The idea that Ca2+ microdomains near the synaptic membrane are crucial for vesicle fusion is not new, but the precise relationship between such microdomains (which can be rather small, extending just over a few hundred nanometres) and the fusion of single vesicles has not been established. A recent article in Nature Neuroscience addresses this issue in chromaffin cells, showing that the relative proximity between Ca2+ microdomains and docked vesicles regulates exocytosis at the level of individual vesicles.

In this study, Becherer et al. measured Ca2+ microdomains using dual colour evanescent field microscopy — a form of microscopy that selectively probes the near-membrane space by generating a thin short-lived luminous field at the cytosol/glass interface of a cell in culture. Combining this technique with the tracking of single fluorescent chromaffin vesicles and with amperometric measurements of catecholamine release, the authors showed that the interaction between a vesicle and a Ca2+ microdomain requires their strict colocalization within 300 nm. Remarkably, only about 10% of the vesicles that were exposed to Ca2+ within the microdomain fused immediately with the plasma membrane, indicating that most vesicles might not be ready for exocytosis.

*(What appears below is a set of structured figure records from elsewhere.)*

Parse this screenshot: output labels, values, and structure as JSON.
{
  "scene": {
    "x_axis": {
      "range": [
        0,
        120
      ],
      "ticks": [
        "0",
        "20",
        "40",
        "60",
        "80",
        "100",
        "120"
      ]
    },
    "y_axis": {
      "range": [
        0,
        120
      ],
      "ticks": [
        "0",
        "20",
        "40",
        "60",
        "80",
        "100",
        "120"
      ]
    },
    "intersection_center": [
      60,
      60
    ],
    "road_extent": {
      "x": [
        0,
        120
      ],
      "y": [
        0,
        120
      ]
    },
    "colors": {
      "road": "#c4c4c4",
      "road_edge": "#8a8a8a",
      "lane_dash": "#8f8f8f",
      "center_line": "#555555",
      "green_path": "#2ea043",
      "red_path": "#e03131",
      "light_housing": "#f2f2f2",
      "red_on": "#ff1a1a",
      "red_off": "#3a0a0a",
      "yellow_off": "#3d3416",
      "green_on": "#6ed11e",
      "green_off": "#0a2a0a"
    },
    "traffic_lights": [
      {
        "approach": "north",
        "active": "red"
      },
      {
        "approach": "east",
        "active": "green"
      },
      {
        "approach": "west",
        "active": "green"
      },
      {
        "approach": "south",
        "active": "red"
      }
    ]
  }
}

In addition, the authors found that lower, near-membrane Ca2+ elevations caused the vesicles to move closer to the Ca2+ entry sites, transiently increasing the probability of fusion in response to subsequent Ca2+ increases.

Although it will be important to test whether this strict requirement for colocalization and this new facilitatory effect of Ca2+ on release are also relevant at the synapse, the data of Becherer et al. highlight the power of evanescent field microscopy to question the vesicle fusion process at an unprecedented level of resolution.